882. Systematic Underdosing of Oseltamivir in Hospitalized Patients with Influenza

Abstract

Abstract Background Oseltamivir remains the primary treatment for seasonal influenza syndromes and early administration has been shown to increase the clinical benefit of treatment; we studied current practice and describe patient and system variables influencing dosing decisions. Methods We reviewed oseltamivir dosing in 135 adult patients in our community hospital admitted with acute influenza over two northern Hemisphere influenza seasons (2016-2017 and 2017-2018) and for whom pharmacy dosing protocols were invoked. We reviewed admitting symptoms for factors suggesting possible dehydration, the timing of treatment in relation to testing for influenza, the estimated creatinine clearance at the time of dose determination for oseltamivir, the initial dose of drug, and dose-adjustment over time. Results Patients ranged in age from 27-96 years (mean 74), with 83 males and 52 females among the 135 patients over these two seasons. Testing results were available for 131 patients and 75 (57%) were positive, while 56 (43%) were negative, and therefore treated empirically based on presenting symptoms.
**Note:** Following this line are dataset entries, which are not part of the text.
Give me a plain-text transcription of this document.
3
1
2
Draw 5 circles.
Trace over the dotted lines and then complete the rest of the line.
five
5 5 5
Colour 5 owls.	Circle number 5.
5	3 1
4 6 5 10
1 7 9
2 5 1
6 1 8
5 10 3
Ninety patients (67%) received an initial dose of 30 mg of oseltamivir, while 45 patients (33%) received an initial dose of 75 mg. Of the 90 patients who were dose-adjusted by the pharmacist to 30 mg for the initial dose, 24 (27%) had a creatinine clearance > 60 mL/min, and it is not clear what factors influenced those decisions. Of the 90 patients with an initial creatinine clearance of < 60 mL/min, 22 (24%) showed a clinically significant improvement to > 60 mL/min within the first 24 hours of hospitalization yet only 8 patients had their dose adjusted. Presenting symptoms did not predict patients who had rapid improvement of creatinine clearance. Of the 45 patients receiving an initial dose of 75 mg of oseltamivir, 19 (42%) had creatinine clearance values of < 60mL/min, and were therefore given a loading dose, followed by dose adjustment. Conclusion We found a significant percentage of patients were underdosed initially and dosing was not adjusted for changes in renal function. Reviewing and revising dosing protocols and guidelines may lead to more effective treatment for influenza and may serve as a model for future test-to-treat options for therapies for other acute viral respiratory infections in the future. Disclosures All Authors: No reported disclosures.